Southern Plains Bison Pointers Oct 2017



 November is fast and busy with the business of planning for winter, marketing, and herd health management strategies. If you missed the fall planting season in the southern plains, you will need to plan for hay and other nutritional supplementation for bison herds. If you (did) plant during the fall ‘dust-in’ season – you’re probably either waiting for a rain or re-planting because of armyworms. It’s nature and there are no victims, only outcomes – and no ‘crying’ in baseball. That being said, and painfully true, the more native habitats are likely emerging for the cool season with perfection according to the rules of nature and just might take the lead on taking care of biz compared to anything we do this year. Wild Rye/ Onions/ Armadillo Medic and others will be a native nutritional powerhouse before you know it.

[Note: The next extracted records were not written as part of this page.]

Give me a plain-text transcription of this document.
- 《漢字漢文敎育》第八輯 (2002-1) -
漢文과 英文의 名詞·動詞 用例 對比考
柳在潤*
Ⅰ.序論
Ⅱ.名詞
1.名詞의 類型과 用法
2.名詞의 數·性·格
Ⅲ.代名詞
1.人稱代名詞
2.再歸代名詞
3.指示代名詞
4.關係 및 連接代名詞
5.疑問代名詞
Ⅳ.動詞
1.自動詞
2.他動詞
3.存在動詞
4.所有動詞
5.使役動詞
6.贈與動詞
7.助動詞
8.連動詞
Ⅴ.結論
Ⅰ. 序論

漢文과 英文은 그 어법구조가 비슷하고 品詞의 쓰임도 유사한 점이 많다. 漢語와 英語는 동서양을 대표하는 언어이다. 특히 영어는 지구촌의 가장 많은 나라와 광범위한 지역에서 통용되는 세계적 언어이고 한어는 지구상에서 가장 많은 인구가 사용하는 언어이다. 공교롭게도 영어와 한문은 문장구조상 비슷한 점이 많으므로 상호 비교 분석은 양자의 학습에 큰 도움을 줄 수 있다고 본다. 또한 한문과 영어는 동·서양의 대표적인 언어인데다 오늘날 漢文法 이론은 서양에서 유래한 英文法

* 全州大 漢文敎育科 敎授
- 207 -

Other ‘bizyness’ includes; planning your vaccine, bison-work and worming strategy for fall/winter. Communicating with other bison ranchers is a wise thing to do. There may be new information available to help you care for your herd. This is one reason to attend bison association conferences and glean from others what may (or may not) apply to your herd. Personally, I always learn something when I attend.

This time of year is precious for bison. It’s the time that we can humanely, economically and functionally have our hands on them and check in on their health. We ascertain health in multiple ways including weight, bred or open, seamen tested viable and have the opportunity supply them with a little help in an alien North America. So – what do I mean by the latter? I mean deploying a ‘strategery’ for pathobiological threats and parasitism. This may be different for every herd, so know your enemies by-way of evidence from testing, and react accordingly. This requires lab work and identification of herd health antagonists. If you have had no health issues, your herd is perfect and wonderful – don’t fix what ain’t broken, but keep learning all you can (about your herd) in hopes that you can administer prevention instead of cures.

Get ready – get set – and then just do it!